6.2 The IGC will work closely with the EC and its sub-committees, in particular the Customer Committee, in discharging its responsibilities.
6.3 This close collaboration with the EC is without prejudice to the right of the IGC to escalate matters to the SE Board as set out in section 8 (Escalation) below.
7. Membership and voting
7.1 Members shall include the following:
7.1.1 Independent Chair;
7.1.2 Independent Member;
7.1.3 Independent Member;
7.1.4 Aegon representative; and
7.1.5 Aegon representative.
Additional members may be proposed by the Chair or the IGC to the SE Board Nomination Committee for approval by the SE Board, or may otherwise be appointed by the SE Board, provided that the majority of the members of the IGC are independent.
Subject to the necessary approvals, appointments to the IGC shall be for a period of up to three years.

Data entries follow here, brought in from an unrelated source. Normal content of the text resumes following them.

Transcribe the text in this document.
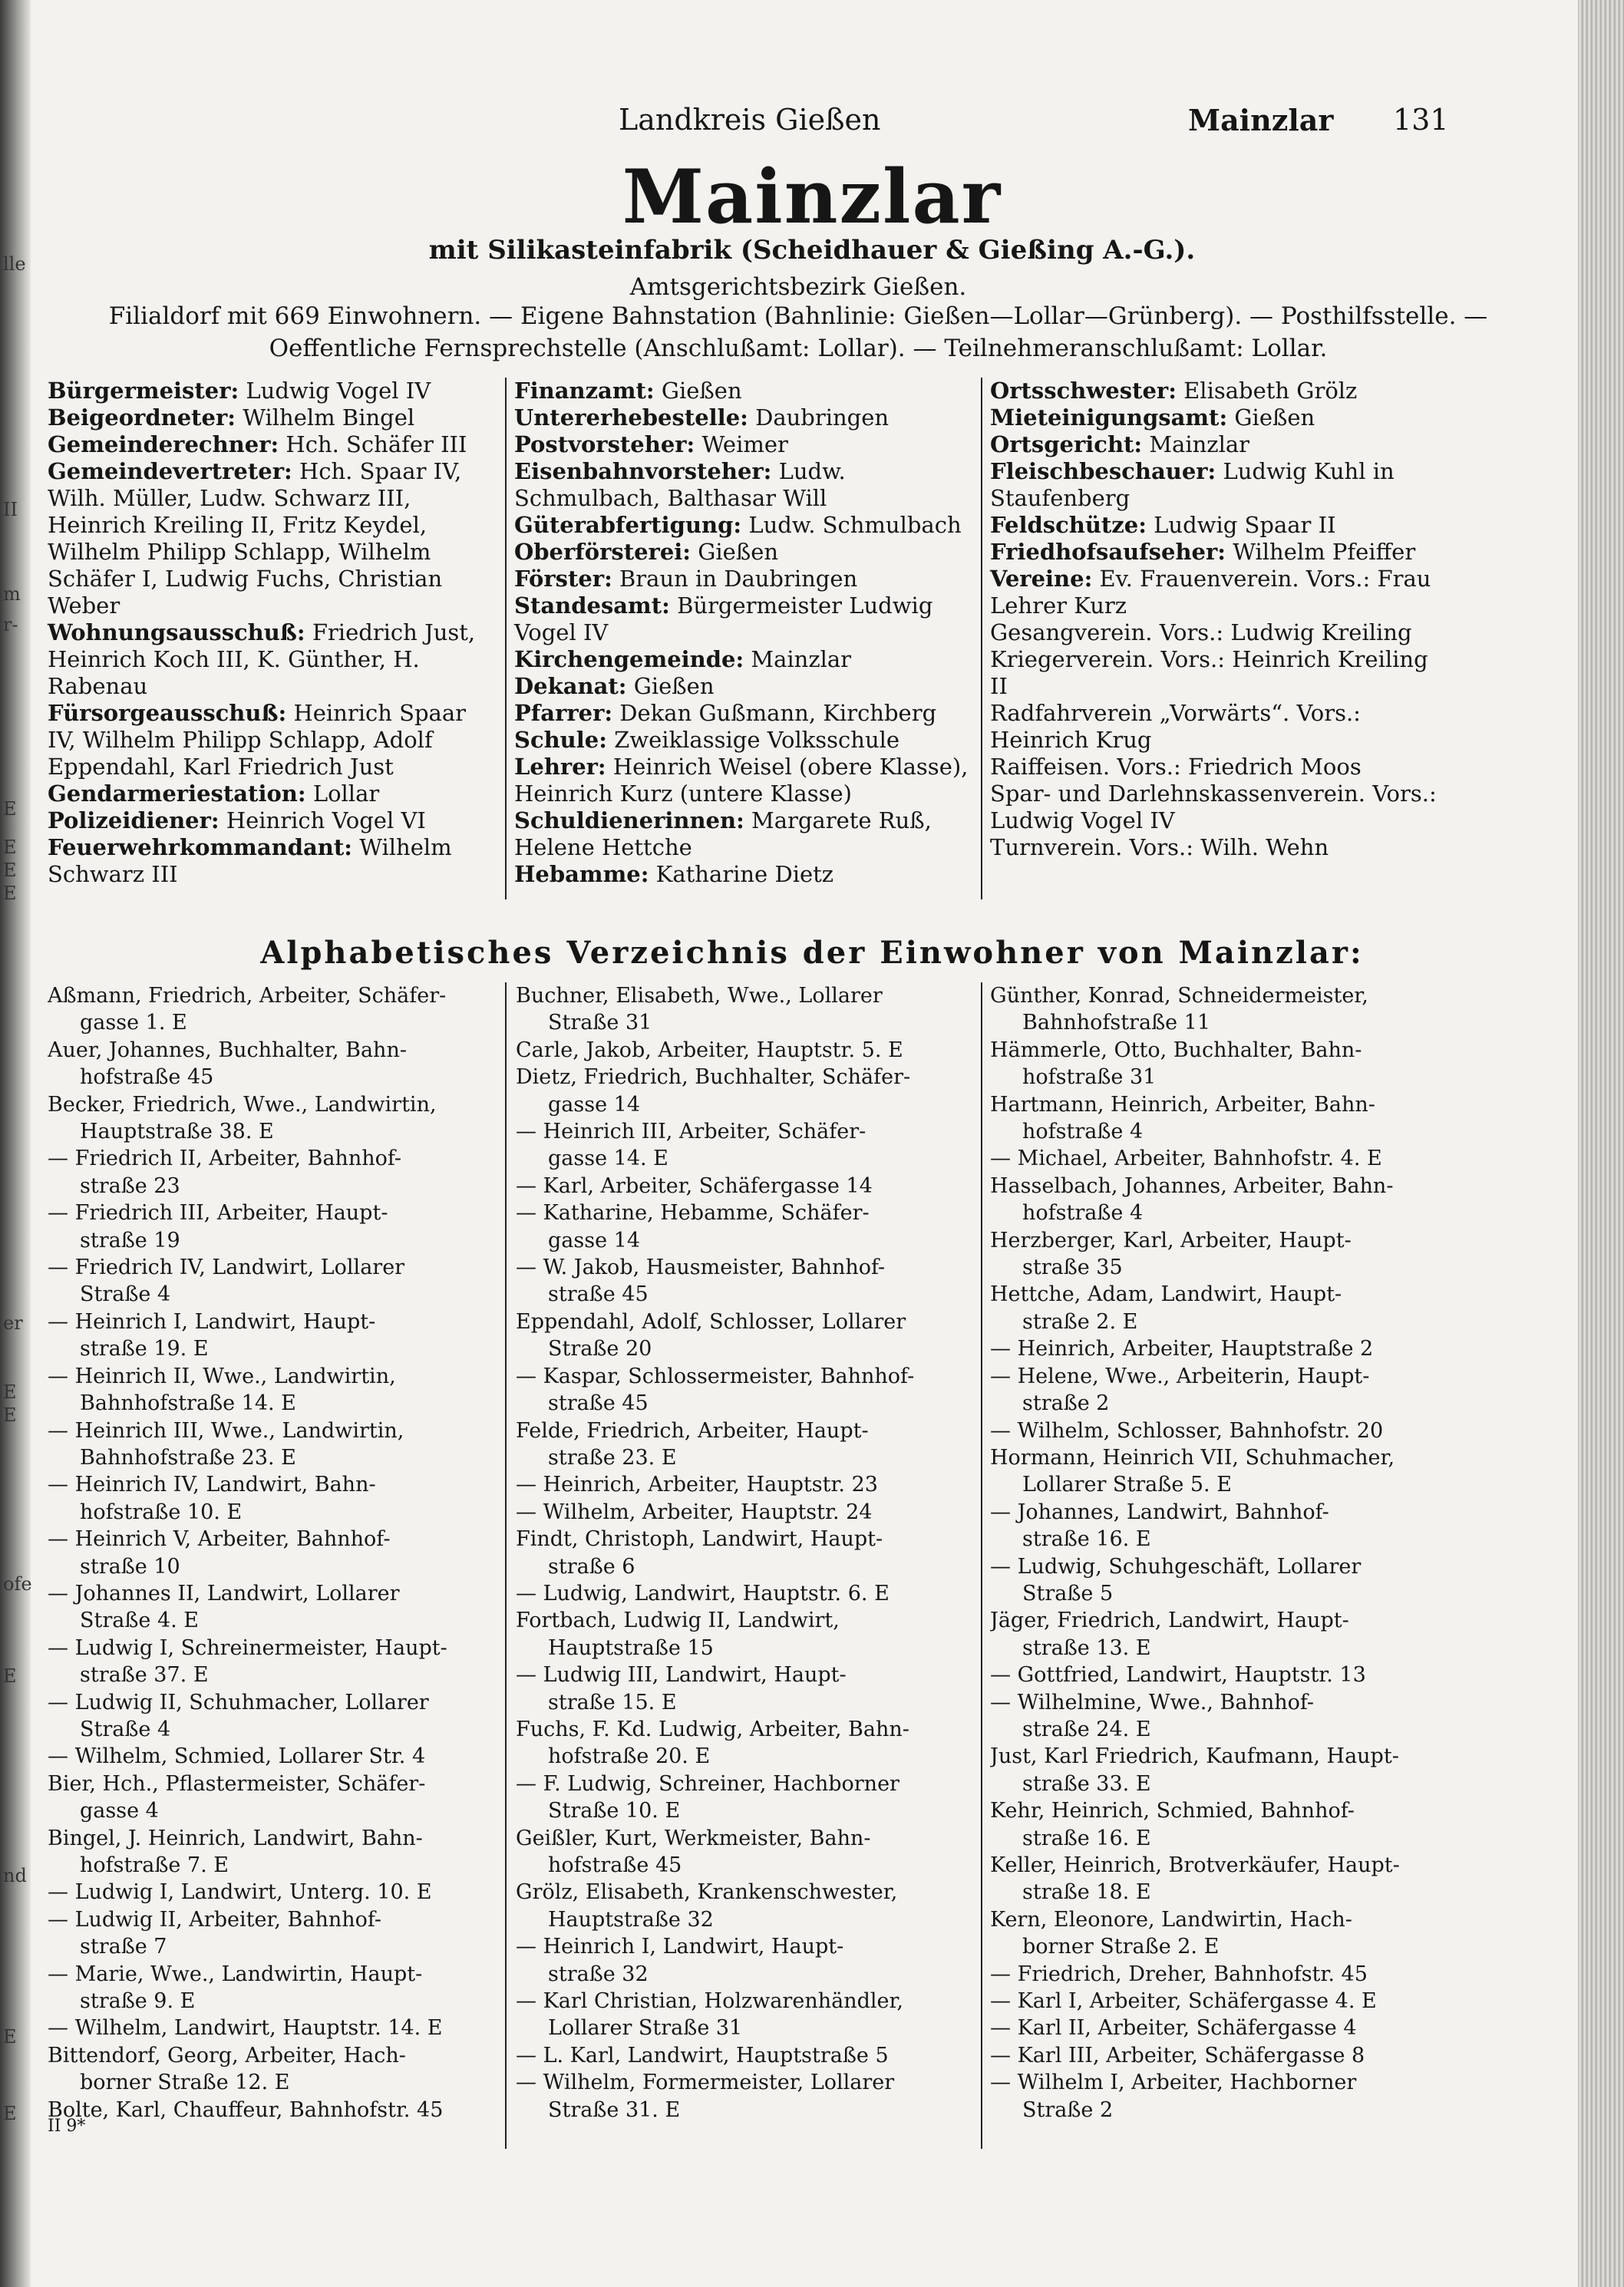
lle
II
m
r-
E
E
E
E
er
E
E
ofe
E
nd
E
E
Landkreis Gießen	Mainzlar 131
Mainzlar
mit Silikasteinfabrik (Scheidhauer & Gießing A.-G.).
Amtsgerichtsbezirk Gießen.
Filialdorf mit 669 Einwohnern. — Eigene Bahnstation (Bahnlinie: Gießen—Lollar—Grünberg). — Posthilfsstelle. —
Oeffentliche Fernsprechstelle (Anschlußamt: Lollar). — Teilnehmeranschlußamt: Lollar.

Bürgermeister: Ludwig Vogel IV

Beigeordneter: Wilhelm Bingel

Gemeinderechner: Hch. Schäfer III

Gemeindevertreter: Hch. Spaar IV, Wilh. Müller, Ludw. Schwarz III, Heinrich Kreiling II, Fritz Keydel, Wilhelm Philipp Schlapp, Wilhelm Schäfer I, Ludwig Fuchs, Christian Weber

Wohnungsausschuß: Friedrich Just, Heinrich Koch III, K. Günther, H. Rabenau

Fürsorgeausschuß: Heinrich Spaar IV, Wilhelm Philipp Schlapp, Adolf Eppendahl, Karl Friedrich Just

Gendarmeriestation: Lollar

Polizeidiener: Heinrich Vogel VI

Feuerwehrkommandant: Wilhelm Schwarz III

Finanzamt: Gießen

Untererhebestelle: Daubringen

Postvorsteher: Weimer

Eisenbahnvorsteher: Ludw. Schmulbach, Balthasar Will

Güterabfertigung: Ludw. Schmulbach

Oberförsterei: Gießen

Förster: Braun in Daubringen

Standesamt: Bürgermeister Ludwig Vogel IV

Kirchengemeinde: Mainzlar

Dekanat: Gießen

Pfarrer: Dekan Gußmann, Kirchberg

Schule: Zweiklassige Volksschule

Lehrer: Heinrich Weisel (obere Klasse), Heinrich Kurz (untere Klasse)

Schuldienerinnen: Margarete Ruß, Helene Hettche

Hebamme: Katharine Dietz

Ortsschwester: Elisabeth Grölz

Mieteinigungsamt: Gießen

Ortsgericht: Mainzlar

Fleischbeschauer: Ludwig Kuhl in Staufenberg

Feldschütze: Ludwig Spaar II

Friedhofsaufseher: Wilhelm Pfeiffer

Vereine: Ev. Frauenverein. Vors.: Frau Lehrer Kurz

Gesangverein. Vors.: Ludwig Kreiling

Kriegerverein. Vors.: Heinrich Kreiling II

Radfahrverein „Vorwärts“. Vors.: Heinrich Krug

Raiffeisen. Vors.: Friedrich Moos

Spar- und Darlehnskassenverein. Vors.: Ludwig Vogel IV

Turnverein. Vors.: Wilh. Wehn

Alphabetisches Verzeichnis der Einwohner von Mainzlar:

Aßmann, Friedrich, Arbeiter, Schäfer-

gasse 1. E

Auer, Johannes, Buchhalter, Bahn-

hofstraße 45

Becker, Friedrich, Wwe., Landwirtin,

Hauptstraße 38. E

— Friedrich II, Arbeiter, Bahnhof-

straße 23

— Friedrich III, Arbeiter, Haupt-

straße 19

— Friedrich IV, Landwirt, Lollarer

Straße 4

— Heinrich I, Landwirt, Haupt-

straße 19. E

— Heinrich II, Wwe., Landwirtin,

Bahnhofstraße 14. E

— Heinrich III, Wwe., Landwirtin,

Bahnhofstraße 23. E

— Heinrich IV, Landwirt, Bahn-

hofstraße 10. E

— Heinrich V, Arbeiter, Bahnhof-

straße 10

— Johannes II, Landwirt, Lollarer

Straße 4. E

— Ludwig I, Schreinermeister, Haupt-

straße 37. E

— Ludwig II, Schuhmacher, Lollarer

Straße 4

— Wilhelm, Schmied, Lollarer Str. 4

Bier, Hch., Pflastermeister, Schäfer-

gasse 4

Bingel, J. Heinrich, Landwirt, Bahn-

hofstraße 7. E

— Ludwig I, Landwirt, Unterg. 10. E

— Ludwig II, Arbeiter, Bahnhof-

straße 7

— Marie, Wwe., Landwirtin, Haupt-

straße 9. E

— Wilhelm, Landwirt, Hauptstr. 14. E

Bittendorf, Georg, Arbeiter, Hach-

borner Straße 12. E

Bolte, Karl, Chauffeur, Bahnhofstr. 45

Buchner, Elisabeth, Wwe., Lollarer

Straße 31

Carle, Jakob, Arbeiter, Hauptstr. 5. E

Dietz, Friedrich, Buchhalter, Schäfer-

gasse 14

— Heinrich III, Arbeiter, Schäfer-

gasse 14. E

— Karl, Arbeiter, Schäfergasse 14

— Katharine, Hebamme, Schäfer-

gasse 14

— W. Jakob, Hausmeister, Bahnhof-

straße 45

Eppendahl, Adolf, Schlosser, Lollarer

Straße 20

— Kaspar, Schlossermeister, Bahnhof-

straße 45

Felde, Friedrich, Arbeiter, Haupt-

straße 23. E

— Heinrich, Arbeiter, Hauptstr. 23

— Wilhelm, Arbeiter, Hauptstr. 24

Findt, Christoph, Landwirt, Haupt-

straße 6

— Ludwig, Landwirt, Hauptstr. 6. E

Fortbach, Ludwig II, Landwirt,

Hauptstraße 15

— Ludwig III, Landwirt, Haupt-

straße 15. E

Fuchs, F. Kd. Ludwig, Arbeiter, Bahn-

hofstraße 20. E

— F. Ludwig, Schreiner, Hachborner

Straße 10. E

Geißler, Kurt, Werkmeister, Bahn-

hofstraße 45

Grölz, Elisabeth, Krankenschwester,

Hauptstraße 32

— Heinrich I, Landwirt, Haupt-

straße 32

— Karl Christian, Holzwarenhändler,

Lollarer Straße 31

— L. Karl, Landwirt, Hauptstraße 5

— Wilhelm, Formermeister, Lollarer

Straße 31. E

Günther, Konrad, Schneidermeister,

Bahnhofstraße 11

Hämmerle, Otto, Buchhalter, Bahn-

hofstraße 31

Hartmann, Heinrich, Arbeiter, Bahn-

hofstraße 4

— Michael, Arbeiter, Bahnhofstr. 4. E

Hasselbach, Johannes, Arbeiter, Bahn-

hofstraße 4

Herzberger, Karl, Arbeiter, Haupt-

straße 35

Hettche, Adam, Landwirt, Haupt-

straße 2. E

— Heinrich, Arbeiter, Hauptstraße 2

— Helene, Wwe., Arbeiterin, Haupt-

straße 2

— Wilhelm, Schlosser, Bahnhofstr. 20

Hormann, Heinrich VII, Schuhmacher,

Lollarer Straße 5. E

— Johannes, Landwirt, Bahnhof-

straße 16. E

— Ludwig, Schuhgeschäft, Lollarer

Straße 5

Jäger, Friedrich, Landwirt, Haupt-

straße 13. E

— Gottfried, Landwirt, Hauptstr. 13

— Wilhelmine, Wwe., Bahnhof-

straße 24. E

Just, Karl Friedrich, Kaufmann, Haupt-

straße 33. E

Kehr, Heinrich, Schmied, Bahnhof-

straße 16. E

Keller, Heinrich, Brotverkäufer, Haupt-

straße 18. E

Kern, Eleonore, Landwirtin, Hach-

borner Straße 2. E

— Friedrich, Dreher, Bahnhofstr. 45

— Karl I, Arbeiter, Schäfergasse 4. E

— Karl II, Arbeiter, Schäfergasse 4

— Karl III, Arbeiter, Schäfergasse 8

— Wilhelm I, Arbeiter, Hachborner

Straße 2

II 9*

This may be extended by no more than two additional periods of up to three years, provided an individual still meets the criteria for membership of the IGC and in accordance with the rules as set out in COBS 19.5.9R(3)(c) and (d), as appended.
The FCA rules and guidance regarding the appointment of IGC members are set out in Appendix 1 including the guidance regarding when an IGC member is unlikely to be considered independent.
7.2 Chair: The Chair of the IGC as appointed by the SE Board from time to time or, in his/her absence, the Chair will be as appointed by the meeting.
7.3 Secretary: The Secretary of the IGC will be as appointed by the SE Board (and an Aegon employee).
7.4 Attendees: The following shall be standing attendees:
7.4.1 General Counsel and Company Secretary.
Additional attendees may be invited by the Chair or the IGC to attend meetings of the IGC from time to time.
7.5 Quorum: Three members or such other number as proposed by the Chair and approved by the IGC at a quorate meeting provided that the quorum must at all times consist of two independent members and one Aegon representative, and have a majority of independent members.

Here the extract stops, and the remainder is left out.